STRUCTURAL AND RHEOLOGICAL IMPLICATIONS OF LOWER-CRUSTAL EARTHQUAKES BELOW NORTHERN SWITZERLAND

A detailed study of the recent seismicity in the northern Alpine foreland of Switzerland reveals that earthquakes with magnitudes between 0.9 and 4.2 occur not only in the upper part of the crust, but, contrary to observations in most other intracontinental settings, seismicity extends down to depths of about 30 km in the lower crust. Observed P-wave velocities in the focal region of even the deepest earthquakes are less than 6.3 km s-1. The average value of Poisson's ratio for the entire focal-depth range (6-30 km) lies between 0.23 and 0.24. Focal mechanisms are mostly a combination of strike-slip and normal faults, with consistent orientations of P- and T-axes, but without any systematic dependence on focal depth.
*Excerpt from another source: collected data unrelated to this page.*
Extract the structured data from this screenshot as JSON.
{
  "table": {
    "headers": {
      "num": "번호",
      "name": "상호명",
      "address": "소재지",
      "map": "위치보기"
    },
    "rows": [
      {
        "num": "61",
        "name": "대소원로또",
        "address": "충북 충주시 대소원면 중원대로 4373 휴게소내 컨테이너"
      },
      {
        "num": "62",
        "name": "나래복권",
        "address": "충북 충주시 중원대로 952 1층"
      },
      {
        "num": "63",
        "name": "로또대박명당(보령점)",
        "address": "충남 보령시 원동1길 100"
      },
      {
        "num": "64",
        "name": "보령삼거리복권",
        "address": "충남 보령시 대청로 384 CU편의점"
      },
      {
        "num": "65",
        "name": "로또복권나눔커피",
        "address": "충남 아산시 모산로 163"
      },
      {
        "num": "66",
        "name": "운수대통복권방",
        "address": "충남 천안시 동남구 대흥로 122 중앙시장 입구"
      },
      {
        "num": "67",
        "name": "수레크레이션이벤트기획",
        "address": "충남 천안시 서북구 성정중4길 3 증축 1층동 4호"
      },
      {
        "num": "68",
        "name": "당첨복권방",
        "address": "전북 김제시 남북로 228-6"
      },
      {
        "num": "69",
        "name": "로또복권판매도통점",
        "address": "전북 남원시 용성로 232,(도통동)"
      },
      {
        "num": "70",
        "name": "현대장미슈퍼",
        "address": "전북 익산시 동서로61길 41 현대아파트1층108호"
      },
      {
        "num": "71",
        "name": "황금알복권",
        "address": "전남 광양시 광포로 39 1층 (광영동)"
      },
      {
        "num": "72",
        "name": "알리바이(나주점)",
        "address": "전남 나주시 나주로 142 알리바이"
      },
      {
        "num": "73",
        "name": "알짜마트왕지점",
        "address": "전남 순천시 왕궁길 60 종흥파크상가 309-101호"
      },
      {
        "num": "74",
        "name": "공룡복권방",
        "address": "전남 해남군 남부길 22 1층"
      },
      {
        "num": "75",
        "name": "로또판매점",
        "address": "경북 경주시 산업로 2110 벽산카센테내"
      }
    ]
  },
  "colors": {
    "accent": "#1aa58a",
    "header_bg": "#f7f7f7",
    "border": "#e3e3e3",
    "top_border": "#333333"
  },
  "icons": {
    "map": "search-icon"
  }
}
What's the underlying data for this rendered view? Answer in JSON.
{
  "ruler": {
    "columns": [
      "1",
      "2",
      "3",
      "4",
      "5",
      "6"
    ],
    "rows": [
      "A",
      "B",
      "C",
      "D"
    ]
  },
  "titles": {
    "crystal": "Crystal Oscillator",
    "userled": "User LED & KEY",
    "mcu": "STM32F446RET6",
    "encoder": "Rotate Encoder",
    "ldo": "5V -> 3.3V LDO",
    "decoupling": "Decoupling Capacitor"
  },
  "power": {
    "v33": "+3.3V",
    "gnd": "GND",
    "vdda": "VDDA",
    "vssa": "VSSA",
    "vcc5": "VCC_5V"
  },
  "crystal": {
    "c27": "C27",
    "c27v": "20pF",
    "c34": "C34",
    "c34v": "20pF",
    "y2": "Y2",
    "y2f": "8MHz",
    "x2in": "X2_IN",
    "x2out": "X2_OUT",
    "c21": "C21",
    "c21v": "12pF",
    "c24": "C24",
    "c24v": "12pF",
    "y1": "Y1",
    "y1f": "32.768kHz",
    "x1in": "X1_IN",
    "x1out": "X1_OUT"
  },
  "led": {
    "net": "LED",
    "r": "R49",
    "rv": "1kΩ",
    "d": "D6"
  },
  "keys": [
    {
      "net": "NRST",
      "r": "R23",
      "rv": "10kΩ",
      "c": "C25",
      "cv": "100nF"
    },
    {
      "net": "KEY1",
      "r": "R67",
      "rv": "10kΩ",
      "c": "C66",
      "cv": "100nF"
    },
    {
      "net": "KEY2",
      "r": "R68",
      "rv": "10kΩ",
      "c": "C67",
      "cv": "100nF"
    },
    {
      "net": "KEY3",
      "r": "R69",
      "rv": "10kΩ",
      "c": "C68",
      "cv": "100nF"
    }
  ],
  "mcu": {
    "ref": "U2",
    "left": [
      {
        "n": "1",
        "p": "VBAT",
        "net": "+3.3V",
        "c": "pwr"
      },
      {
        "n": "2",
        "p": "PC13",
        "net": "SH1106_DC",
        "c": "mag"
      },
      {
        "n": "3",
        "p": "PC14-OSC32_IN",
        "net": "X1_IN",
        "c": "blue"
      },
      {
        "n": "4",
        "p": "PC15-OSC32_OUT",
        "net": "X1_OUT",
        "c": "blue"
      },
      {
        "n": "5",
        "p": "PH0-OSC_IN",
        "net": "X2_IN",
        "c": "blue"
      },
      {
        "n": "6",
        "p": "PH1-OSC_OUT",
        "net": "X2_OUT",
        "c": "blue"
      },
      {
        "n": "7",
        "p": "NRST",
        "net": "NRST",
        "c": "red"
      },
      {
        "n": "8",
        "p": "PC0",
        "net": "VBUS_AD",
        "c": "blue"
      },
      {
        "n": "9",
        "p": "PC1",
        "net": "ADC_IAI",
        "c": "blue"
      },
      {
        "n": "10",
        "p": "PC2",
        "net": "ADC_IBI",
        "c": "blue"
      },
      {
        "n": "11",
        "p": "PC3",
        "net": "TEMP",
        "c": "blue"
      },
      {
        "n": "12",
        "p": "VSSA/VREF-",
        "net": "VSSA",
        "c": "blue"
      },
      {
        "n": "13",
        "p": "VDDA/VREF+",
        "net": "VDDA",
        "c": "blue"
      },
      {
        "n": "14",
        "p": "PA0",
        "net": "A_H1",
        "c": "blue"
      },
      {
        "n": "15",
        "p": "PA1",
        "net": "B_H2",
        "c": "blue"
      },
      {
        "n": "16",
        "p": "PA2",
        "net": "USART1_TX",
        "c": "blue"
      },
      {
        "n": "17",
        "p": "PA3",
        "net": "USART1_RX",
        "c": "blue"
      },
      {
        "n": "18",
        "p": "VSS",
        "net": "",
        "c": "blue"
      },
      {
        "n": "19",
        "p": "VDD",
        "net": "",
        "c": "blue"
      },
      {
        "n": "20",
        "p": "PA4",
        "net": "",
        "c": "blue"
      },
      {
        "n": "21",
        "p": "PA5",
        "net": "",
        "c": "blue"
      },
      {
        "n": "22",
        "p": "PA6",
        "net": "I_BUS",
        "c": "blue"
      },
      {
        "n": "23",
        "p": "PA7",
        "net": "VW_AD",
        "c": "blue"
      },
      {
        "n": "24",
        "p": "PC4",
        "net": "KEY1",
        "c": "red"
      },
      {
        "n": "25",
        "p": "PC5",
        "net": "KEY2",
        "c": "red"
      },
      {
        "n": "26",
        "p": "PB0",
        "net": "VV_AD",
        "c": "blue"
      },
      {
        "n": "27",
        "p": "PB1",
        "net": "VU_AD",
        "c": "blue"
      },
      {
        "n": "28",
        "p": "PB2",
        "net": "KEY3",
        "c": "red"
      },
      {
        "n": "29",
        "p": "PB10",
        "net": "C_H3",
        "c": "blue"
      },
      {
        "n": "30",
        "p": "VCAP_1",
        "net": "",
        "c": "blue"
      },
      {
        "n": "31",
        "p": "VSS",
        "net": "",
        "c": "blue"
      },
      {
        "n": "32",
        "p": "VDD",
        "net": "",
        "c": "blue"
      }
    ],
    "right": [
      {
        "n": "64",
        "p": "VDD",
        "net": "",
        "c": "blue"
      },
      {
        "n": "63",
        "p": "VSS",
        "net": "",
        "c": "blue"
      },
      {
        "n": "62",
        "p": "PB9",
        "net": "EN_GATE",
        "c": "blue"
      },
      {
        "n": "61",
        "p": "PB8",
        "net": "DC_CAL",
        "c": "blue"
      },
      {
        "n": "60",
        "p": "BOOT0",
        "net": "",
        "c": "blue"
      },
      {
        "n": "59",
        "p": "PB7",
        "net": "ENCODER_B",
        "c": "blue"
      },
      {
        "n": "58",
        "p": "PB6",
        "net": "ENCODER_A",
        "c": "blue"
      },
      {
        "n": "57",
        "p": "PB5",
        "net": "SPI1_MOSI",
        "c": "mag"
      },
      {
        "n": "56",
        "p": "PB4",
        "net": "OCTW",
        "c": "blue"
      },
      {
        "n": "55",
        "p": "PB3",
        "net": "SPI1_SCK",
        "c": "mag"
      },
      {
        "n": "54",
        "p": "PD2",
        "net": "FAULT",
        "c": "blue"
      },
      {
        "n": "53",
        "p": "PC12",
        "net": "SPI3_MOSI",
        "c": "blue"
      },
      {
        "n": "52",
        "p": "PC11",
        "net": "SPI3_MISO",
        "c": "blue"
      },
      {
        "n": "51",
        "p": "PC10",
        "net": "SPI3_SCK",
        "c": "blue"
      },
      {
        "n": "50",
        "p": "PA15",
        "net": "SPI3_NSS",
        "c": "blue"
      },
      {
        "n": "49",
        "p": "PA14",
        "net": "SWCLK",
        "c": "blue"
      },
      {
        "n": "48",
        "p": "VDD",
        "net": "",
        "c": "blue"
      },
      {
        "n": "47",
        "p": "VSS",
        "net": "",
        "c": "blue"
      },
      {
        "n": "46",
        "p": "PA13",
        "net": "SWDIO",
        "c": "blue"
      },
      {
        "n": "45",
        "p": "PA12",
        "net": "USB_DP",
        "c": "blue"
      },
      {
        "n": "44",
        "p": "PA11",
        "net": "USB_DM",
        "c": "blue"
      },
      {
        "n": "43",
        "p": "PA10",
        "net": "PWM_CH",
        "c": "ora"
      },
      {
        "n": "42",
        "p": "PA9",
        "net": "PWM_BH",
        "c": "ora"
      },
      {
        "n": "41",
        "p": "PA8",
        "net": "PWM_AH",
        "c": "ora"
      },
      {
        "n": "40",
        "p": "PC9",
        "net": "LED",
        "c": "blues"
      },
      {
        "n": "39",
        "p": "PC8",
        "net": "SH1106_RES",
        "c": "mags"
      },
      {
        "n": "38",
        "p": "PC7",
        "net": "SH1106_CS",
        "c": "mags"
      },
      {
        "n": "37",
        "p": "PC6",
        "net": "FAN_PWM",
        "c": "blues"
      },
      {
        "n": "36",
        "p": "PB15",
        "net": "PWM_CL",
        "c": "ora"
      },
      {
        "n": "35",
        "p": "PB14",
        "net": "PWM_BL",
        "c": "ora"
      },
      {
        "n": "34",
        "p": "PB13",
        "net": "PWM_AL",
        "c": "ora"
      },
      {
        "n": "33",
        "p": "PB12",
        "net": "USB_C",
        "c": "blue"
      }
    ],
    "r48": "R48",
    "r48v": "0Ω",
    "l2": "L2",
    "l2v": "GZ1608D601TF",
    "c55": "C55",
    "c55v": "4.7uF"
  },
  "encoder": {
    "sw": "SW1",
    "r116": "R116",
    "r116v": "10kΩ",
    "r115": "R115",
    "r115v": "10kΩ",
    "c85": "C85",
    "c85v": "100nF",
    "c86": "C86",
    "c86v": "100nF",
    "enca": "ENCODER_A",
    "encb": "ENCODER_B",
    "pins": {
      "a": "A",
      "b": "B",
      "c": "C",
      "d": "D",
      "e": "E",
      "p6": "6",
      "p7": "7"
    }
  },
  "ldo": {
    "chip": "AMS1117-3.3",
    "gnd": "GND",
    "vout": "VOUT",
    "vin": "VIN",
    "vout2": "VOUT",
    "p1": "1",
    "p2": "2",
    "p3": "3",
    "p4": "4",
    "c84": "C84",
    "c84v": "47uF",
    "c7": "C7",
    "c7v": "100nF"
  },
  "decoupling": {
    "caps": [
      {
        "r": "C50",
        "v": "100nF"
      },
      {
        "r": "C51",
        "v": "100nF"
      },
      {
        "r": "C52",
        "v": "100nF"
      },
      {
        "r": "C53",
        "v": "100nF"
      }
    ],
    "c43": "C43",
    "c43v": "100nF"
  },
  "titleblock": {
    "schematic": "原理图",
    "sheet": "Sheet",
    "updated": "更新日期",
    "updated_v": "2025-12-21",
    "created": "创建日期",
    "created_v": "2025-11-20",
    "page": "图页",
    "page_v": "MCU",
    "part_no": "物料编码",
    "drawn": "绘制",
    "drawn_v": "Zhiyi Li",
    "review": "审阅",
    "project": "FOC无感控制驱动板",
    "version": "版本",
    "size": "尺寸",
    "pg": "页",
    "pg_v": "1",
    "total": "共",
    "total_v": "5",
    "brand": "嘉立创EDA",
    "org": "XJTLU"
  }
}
From geological observations, regional strain rates are of the order of 10(-13) s-1. Two-dimensional temperature modelling, indicates that temperatures in the lower-crustal seismogenic zone are well above 450-degrees-C. Under the assumption of a dry environment, the observed P-wave velocities and Poisson's ratios imply either a granitic or quartz-rich gnostic composition or possibly a gabbroic (quartz-free) granulite. The deformation would be governed either by the rheology of quartz or of plagioclase. The onset of ductility observed in laboratory studies lies around 300-degrees-C for quartz and around 450-degrees-C for plagioclase. Thus, conditions in the lower crust beneath northern Switzerland appear to be incompatible with the occurrence of either brittle failure or plastic instabilities, as is implied by the existence of earthquakes. Alteratively, lower-crustal earthquakes could be a manifestation of the presence of fluids in the lower crust. Fluids, under near-lithostatic pressure, either evolved in situ from metamorphic reactions or from infiltration from the mantle, would tend to decrease the effective stress on pre-existing faults and thus allow brittle friction failure to occur at depths where, under dry conditions or low fluid pressures, only ductile deformation would be expected.